In the end it was David de Gea who dragged United over the finish line. The PFA goalkeeper of the year, and the only goalkeeper to make the PFA player of the year shortlist, has been immense for Manchester United from the start of the season. His cat-like reflexes and sheer determination to stem the furious tide from a bellicose Crystal Palace side saved the Red Devils bacon in the second half.
Is it conceivable that similarly big clubs abroad could go the same number of games, 3 games, without registering a goal? If Barcelona, Real Madrid, or Bayern Munich managed a similar drought it would have launched a media firestorm. The fact that it didn’t in this case is somewhat depressing, and indicative of United’s slight fall from the upper echelons of European football. In any case, given the devils wretched form in front of goal, they were in dire need of a hand.
Damien Delaney volunteered his, well his arm actually, all the same to Mike Oliver who pointed to the spot without hesitation. After the customary protest of innocence from Crystal Palace, Mata stepped up to the spot and vanquished United’s parchedness, along with the wretched penalty conversion rate from its star cast. One wonders with amusement what would have happened if Rooney insisted on taking the penalty. Would LVG have dispatched Ryan Giggs to tackle the United skipper NFL style?
Mata celebrates after converting from ths spot. Credit John Peters Getty Images.

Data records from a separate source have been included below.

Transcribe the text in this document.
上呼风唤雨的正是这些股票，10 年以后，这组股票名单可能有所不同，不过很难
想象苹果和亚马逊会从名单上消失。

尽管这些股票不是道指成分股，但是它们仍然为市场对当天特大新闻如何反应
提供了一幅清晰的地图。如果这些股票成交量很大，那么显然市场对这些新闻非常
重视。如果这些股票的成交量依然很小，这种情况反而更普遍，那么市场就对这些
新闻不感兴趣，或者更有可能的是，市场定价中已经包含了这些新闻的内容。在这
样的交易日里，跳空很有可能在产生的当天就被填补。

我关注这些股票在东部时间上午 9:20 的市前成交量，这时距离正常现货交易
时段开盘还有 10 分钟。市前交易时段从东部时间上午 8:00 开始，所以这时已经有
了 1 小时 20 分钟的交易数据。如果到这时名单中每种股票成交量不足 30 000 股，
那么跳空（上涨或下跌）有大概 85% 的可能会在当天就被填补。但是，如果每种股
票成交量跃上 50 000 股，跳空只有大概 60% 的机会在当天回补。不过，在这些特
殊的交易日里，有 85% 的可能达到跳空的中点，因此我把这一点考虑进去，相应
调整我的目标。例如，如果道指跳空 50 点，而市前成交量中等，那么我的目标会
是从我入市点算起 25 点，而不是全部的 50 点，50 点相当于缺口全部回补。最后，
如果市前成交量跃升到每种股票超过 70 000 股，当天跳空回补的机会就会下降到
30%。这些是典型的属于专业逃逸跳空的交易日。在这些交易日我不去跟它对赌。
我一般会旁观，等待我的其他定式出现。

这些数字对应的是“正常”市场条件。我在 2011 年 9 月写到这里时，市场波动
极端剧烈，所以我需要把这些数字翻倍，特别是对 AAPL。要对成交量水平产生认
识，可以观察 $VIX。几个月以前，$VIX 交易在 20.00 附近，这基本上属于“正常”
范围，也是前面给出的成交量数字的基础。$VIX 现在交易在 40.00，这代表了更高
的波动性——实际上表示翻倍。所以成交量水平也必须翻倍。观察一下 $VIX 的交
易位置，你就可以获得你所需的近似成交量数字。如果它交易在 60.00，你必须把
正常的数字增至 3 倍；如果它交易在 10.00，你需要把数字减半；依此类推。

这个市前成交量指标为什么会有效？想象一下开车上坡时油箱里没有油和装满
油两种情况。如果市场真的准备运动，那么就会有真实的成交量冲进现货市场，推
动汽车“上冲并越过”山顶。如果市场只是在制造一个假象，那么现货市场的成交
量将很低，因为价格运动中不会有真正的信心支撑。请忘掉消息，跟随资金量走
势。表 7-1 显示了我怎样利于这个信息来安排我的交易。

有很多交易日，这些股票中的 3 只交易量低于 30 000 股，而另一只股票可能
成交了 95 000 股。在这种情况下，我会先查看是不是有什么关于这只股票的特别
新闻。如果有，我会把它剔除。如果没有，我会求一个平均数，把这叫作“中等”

This crucial match at Selhurst Park followed the same pattern of the three matches that preceded it. United were once again suckered punched, this time Puncheon delivering the southpaw. The red devils once again controlled possession for large parts, but could only match Palace’s goal attempts at the end. Both sides ended up with 13 shots, 4 on target, despite United’s vastly superior 63 percent possession rate. Palace basically had the same attacking intensity with a fraction of possession – this had to be a major worry. Ashley Young was once again the main attacking instigator and tormentor-in-chief down the left side.